Clima nos Estados Unidos e El Niño entram no radar

Nas últimas semanas, os fundamentos de mercado voltaram a assumir protagonismo na formação dos preços globais.

O avanço do plantio e as boas condições das lavouras norte-americanas pressionaram as cotações da soja em Chicago, que registraram queda próxima de 5% durante junho.

Segundo o Rabobank, caso o clima continue favorável nos Estados Unidos, os preços poderão sofrer novas correções no curto prazo.

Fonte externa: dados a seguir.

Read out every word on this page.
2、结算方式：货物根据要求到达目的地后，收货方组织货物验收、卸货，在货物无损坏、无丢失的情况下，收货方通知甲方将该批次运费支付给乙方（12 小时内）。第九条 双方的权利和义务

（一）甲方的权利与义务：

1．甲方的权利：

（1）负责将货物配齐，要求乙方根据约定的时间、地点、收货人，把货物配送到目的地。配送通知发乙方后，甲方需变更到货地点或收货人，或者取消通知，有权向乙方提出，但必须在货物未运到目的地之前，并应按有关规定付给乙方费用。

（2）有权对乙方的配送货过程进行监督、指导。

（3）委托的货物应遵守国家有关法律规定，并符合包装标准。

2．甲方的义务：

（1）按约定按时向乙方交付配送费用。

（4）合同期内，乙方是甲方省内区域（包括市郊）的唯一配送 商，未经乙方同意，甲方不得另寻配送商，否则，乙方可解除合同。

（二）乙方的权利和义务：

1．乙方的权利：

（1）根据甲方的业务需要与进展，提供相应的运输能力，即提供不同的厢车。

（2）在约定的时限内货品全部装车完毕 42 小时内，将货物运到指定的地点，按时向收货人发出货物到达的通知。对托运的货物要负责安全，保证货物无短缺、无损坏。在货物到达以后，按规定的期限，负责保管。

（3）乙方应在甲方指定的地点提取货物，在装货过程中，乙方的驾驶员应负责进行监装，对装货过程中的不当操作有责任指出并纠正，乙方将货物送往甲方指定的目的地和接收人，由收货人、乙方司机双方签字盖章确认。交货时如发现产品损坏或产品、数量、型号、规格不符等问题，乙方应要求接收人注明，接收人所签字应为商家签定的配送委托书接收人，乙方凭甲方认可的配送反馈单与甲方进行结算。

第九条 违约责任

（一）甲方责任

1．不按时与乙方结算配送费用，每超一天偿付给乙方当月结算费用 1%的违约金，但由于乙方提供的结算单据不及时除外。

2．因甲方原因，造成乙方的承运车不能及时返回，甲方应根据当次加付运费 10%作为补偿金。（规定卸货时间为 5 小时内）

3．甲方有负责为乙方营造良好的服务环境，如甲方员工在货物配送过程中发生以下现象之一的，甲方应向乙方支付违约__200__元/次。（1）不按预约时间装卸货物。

Por outro lado, após o início da colheita norte-americana, a atenção dos investidores deverá migrar para a América do Sul, especialmente para os possíveis impactos do fenômeno El Niño sobre a safra brasileira 2026/27.

Perspectivas para o produtor

Apesar da volatilidade dos mercados internacionais e das incertezas climáticas para a próxima temporada, o cenário para a soja brasileira permanece amplamente favorável.

A combinação entre safra recorde, crescimento das exportações, aumento do esmagamento e forte demanda global reforça o papel estratégico da cultura para o agronegócio nacional.

No entanto, produtores devem acompanhar atentamente fatores como o comportamento do clima, a evolução da demanda chinesa, os custos logísticos e os movimentos do câmbio, que continuarão exercendo influência direta sobre a rentabilidade do setor nos próximos meses.